Erst der Dalai Lama, jetzt Pekings neuer starker Mann. Während Hongkonger Studenten gegen die chinesische Regierung auf die Straße gehen, ist Ministerpräsidenten Li Keqiang beim „Hamburg Summit“ Ehrengast.
Hamburg. Der Zeitpunkt für den Besuch des chinesischen Ministerpräsidenten Li Keqiang in Hamburg darf getrost als „unglücklich“ bezeichnet werden. Jeden Tag Berichte über Tausende Studenten, die in Hongkong auf die Straße gegen, um gegen den harten Kurs der chinesischen Regierung und für mehr Demokratie zu demonstrieren.
Dass die Proteste beim Hamburg-Besuch eine Rolle spielen, ist eher unwahrscheinlich. Hauptanlass der Reise ist der „Hamburg Summit: China meets Europe“ der Handelskammer Hamburg. Li ist dort als Ehrengast geladen. Oder gibt es Hamburger Demonstranten, die sich mit der Protestbewegung in Hongkong solidarisieren?
In jedem Fall werden die Sicherheitsmaßnahmen extrem streng sein. Das beginnt am Flughafen in Fuhlsbüttel und zieht sich bis in die Hamburger Innenstadt. Wo Li hinkommt, wird er bereits von Dutzenden Beamten und Security-Leuten erwartet. Wie bei einem Staatsmann seiner Kategorie üblich, laufen die größten Vorbereitungen bereits im Hintergrund.
Es soll um die Wirtschaftsbeziehungen beider Länder gehen – und die laufen gerade richtig gut. „Wir rechnen damit, dass 2014 ein neues Rekordjahr im gemeinsamen Handel wird“, sagte Chinas Botschafter in Deutschland, Shi Mingde, erst vor wenigen Tagen in einem Interview.
Er kündigte eine Fülle von Abkommen zwischen den weltgrößten Exportnationen bei den dritten deutsch-chinesischen Regierungskonsultationen Ende kommender Woche in Berlin an. Zudem würden Visa-Erleichterungen für chinesische Geschäftsleute und Touristen sowie ein strategischer Dialog beider Länder auch in der Außen- und Sicherheitspolitik vereinbart.
Li wird zum ersten Mal nach Hamburg reisen
Ministerpräsident Li Keqiang wird am kommenden Sonnabend in Begleitung einer hundertköpfigen Delegation aus Politik und Wirtschaft in Hamburg anreisen. Am Rande des Hamburg Summit wird er auch Bürgermeister Olaf Scholz zum Gespräch treffen und sich ins Goldene Buch der Stadt eintragen. Es ist sein erster Besuch in Hamburg. Im Anschluss geht es weiter nach Moskau.

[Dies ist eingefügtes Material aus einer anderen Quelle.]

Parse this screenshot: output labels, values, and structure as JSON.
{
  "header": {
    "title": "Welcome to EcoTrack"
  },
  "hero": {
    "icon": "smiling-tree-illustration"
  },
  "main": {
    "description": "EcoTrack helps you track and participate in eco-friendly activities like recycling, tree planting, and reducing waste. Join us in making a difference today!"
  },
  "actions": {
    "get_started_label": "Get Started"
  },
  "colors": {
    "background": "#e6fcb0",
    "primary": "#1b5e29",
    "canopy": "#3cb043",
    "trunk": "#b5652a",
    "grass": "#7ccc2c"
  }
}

Pikant ist der Besuch auch vor dem Hintergrund, dass Hamburg erst kürzlich den Dalai Lama - quasi Chinas Staatsfeind Nummer 1- empfangen hat. Ende August verbrachte das geistliche Oberhaupt der Tibeter vier Tage in der Hansestadt. Das Interesse war riesig: Tausende Hamburger wollten Seine Heiligkeit sehen und besuchten seine Veranstaltungen.
Der Dalai Lama äußerte sich in diesen Tagen auch zum Hongkong-Peking-Konflikt und sprach sich für einen friedlichen Ausgang der Demonstrationen aus. Der Nachrichtenagentur AFP sagte er, dass es „sehr schwer zu sagen“ sei, wie es ausgehen werde. „Alles, was ich tun kann, ist beten“, fügte der 79-jährige Friedensnobelpreisträger hinzu.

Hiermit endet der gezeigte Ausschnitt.